If the opposition parties opt for the pre-election alliance and a programme is successfully negotiated, attention could then turn to its governing structure and the presidential candidate. Ethnic honour has been suggested as being important, but ethnic reality cannot be omitted as a consideration. This reality dictates that for an opposition alliance to win the elections, it has to be led by a candidate who is capable of winning votes from the PPP. Unless this reality is taken on board, an opposition alliance would serve no useful purpose because it would lose the elections. Maybe the proponents of ethnic honour can suggest a way to combine the application of that concept with winning the elections for a government that would likely be of limited duration with a limited mandate. The other reality is that a post-election coalition government, as suggested by Dr David Hinds, would leave in place an Indian president. So what’s the point of proposing a post-election alliance, when the same ethnic configuration emerges?
The period of one party majority rule is coming to an end in Guyana. The future may well belong to two large, historically ethnic parties, neither of which gains an absolute majority, and a smaller party to accommodate those not inclined towards the two large parties, even though the AFC is not yet entrenched and such a prediction is subject to the sometimes wild vagaries in political fortunes.

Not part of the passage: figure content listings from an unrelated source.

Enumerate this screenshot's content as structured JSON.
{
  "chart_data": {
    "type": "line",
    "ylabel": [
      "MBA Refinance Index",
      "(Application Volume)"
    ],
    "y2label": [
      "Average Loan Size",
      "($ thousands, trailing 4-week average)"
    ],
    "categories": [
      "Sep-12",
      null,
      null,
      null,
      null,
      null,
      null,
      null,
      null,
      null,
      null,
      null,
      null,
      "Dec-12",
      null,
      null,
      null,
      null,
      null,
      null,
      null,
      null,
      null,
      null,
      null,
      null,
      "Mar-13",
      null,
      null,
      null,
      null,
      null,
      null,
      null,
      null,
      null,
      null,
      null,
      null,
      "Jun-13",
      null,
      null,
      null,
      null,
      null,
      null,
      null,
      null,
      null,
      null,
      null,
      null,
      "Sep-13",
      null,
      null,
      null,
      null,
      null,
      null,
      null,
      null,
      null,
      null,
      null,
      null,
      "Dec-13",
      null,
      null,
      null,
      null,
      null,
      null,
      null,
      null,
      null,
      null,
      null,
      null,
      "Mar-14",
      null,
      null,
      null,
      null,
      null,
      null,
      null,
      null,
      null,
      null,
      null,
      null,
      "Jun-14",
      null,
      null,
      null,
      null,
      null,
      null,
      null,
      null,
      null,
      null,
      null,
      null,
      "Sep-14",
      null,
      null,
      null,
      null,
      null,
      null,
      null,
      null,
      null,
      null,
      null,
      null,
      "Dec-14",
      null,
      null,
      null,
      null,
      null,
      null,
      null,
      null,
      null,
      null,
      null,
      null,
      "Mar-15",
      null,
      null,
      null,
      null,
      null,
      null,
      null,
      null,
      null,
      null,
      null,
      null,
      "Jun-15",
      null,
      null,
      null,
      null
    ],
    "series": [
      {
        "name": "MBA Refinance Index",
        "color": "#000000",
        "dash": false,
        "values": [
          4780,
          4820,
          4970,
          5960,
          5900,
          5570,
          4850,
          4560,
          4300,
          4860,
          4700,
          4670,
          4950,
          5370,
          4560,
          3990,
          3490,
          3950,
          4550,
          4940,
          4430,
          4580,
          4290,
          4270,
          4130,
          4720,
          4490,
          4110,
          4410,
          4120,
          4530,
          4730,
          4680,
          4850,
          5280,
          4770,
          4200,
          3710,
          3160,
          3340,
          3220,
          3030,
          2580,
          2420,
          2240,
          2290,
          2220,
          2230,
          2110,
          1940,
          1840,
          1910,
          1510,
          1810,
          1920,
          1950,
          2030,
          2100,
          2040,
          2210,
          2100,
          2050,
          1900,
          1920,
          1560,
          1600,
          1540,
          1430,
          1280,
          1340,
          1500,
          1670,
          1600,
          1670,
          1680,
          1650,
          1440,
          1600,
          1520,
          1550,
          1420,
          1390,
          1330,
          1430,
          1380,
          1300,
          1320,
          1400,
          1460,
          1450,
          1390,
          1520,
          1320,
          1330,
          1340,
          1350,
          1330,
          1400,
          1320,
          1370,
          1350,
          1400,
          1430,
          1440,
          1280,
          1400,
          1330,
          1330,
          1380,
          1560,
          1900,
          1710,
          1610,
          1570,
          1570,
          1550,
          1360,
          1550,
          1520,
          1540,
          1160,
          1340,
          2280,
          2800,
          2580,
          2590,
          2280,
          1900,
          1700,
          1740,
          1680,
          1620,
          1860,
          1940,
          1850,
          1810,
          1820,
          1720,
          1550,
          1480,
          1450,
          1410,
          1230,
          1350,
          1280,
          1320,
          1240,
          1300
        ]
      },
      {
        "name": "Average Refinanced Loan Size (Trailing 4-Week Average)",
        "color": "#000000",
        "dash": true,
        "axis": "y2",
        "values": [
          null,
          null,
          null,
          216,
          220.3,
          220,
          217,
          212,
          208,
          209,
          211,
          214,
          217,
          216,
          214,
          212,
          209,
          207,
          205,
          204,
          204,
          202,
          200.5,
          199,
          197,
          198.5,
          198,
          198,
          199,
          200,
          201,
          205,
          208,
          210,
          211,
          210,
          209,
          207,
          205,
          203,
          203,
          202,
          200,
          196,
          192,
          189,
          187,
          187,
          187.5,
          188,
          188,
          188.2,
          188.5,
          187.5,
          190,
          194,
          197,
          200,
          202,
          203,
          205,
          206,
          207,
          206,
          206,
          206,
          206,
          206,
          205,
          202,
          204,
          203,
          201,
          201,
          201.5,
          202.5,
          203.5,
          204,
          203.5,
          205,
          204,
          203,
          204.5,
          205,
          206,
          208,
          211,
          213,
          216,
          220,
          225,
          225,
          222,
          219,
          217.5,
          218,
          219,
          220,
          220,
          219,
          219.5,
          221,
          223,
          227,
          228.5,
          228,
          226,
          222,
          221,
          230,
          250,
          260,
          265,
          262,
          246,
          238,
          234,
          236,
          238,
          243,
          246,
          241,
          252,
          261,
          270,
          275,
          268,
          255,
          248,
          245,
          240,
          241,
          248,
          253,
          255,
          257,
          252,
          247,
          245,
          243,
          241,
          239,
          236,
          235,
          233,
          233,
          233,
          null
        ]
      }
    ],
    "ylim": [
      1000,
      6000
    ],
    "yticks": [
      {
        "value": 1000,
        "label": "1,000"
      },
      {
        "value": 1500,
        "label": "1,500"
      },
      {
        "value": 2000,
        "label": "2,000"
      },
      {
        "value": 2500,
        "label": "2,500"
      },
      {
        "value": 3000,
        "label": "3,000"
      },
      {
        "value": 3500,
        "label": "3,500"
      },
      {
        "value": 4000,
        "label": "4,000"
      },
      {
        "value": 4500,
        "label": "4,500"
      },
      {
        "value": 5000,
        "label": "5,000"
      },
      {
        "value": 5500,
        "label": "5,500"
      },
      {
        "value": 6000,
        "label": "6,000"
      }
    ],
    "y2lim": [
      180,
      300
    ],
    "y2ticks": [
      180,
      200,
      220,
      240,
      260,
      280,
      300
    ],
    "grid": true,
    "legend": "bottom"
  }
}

But in such a scenario, and with the nature of constitutional reform being envisaged, whereby the president is chosen in separate, national elections with a minimum of fifty per cent plus one vote, or by the National Assembly after the elections, the large ethnic parties are likely to have to negotiate coalitions. Therefore, for the first time in our post-independence history, it may well turn out that after constitutional reform, the major imponderable will be the race of the head of state which would be known only after intense negotiations and presidential elections by the electorate or the National Assembly.